Takie wypowiedzi Prezydenta naruszają drugą fundamentalną zasadę jaką jest niezależność i odrębność władzy sądowniczej. Przekroczył on bowiem granice dopuszczalnej krytyki orzecznictwa sądów powszechnych. W każdym demokratycznym państwie prawnym dopuszczalna jest krytyka konkretnych wyroków dopiero ex post, po zapadnięciu orzeczenia. Niemniej nawet wówczas trzeba mieć baczenie na nadawaną krytyce formę, aby nie podważać nią zaufania do wymiaru sprawiedliwości.

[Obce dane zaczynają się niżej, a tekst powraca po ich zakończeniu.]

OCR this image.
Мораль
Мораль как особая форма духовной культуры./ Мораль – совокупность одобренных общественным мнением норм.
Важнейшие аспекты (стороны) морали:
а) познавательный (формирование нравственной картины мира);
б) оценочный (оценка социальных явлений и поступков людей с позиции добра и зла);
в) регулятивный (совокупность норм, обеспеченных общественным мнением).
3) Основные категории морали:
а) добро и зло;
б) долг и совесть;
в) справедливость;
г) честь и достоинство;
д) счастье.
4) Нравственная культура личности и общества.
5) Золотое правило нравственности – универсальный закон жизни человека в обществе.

Takie niebezpieczeństwo wynika zwłaszcza wtedy, gdy krytyka pochodzi od innych władz. Krytyka taka rodzi bowiem społeczne obawy, że sędziowie nie wydają wyroków na podstawie prawa, ale intuicyjnie wydają wyroki na życzenie władzy wykonawczej, aby w ten sposób uzyskać jej akceptację. Tymczasem władza sądownicza, jako gwarant sprawiedliwości - podstawowej wartości w państwie prawa - dla prawidłowego funkcjonowania potrzebuje zaufania ze strony obywateli.
Działania Prezydenta podważają społeczne zaufanie do sądów i niezawisłości sędziowskiej. Jak bowiem obywatele mają ufać sądom i niezawisłym sędziom, jeśli nawet Prezydent nie ma zaufania do sądów i dlatego postanowił sam wziąć sprawiedliwość w swoje ręce.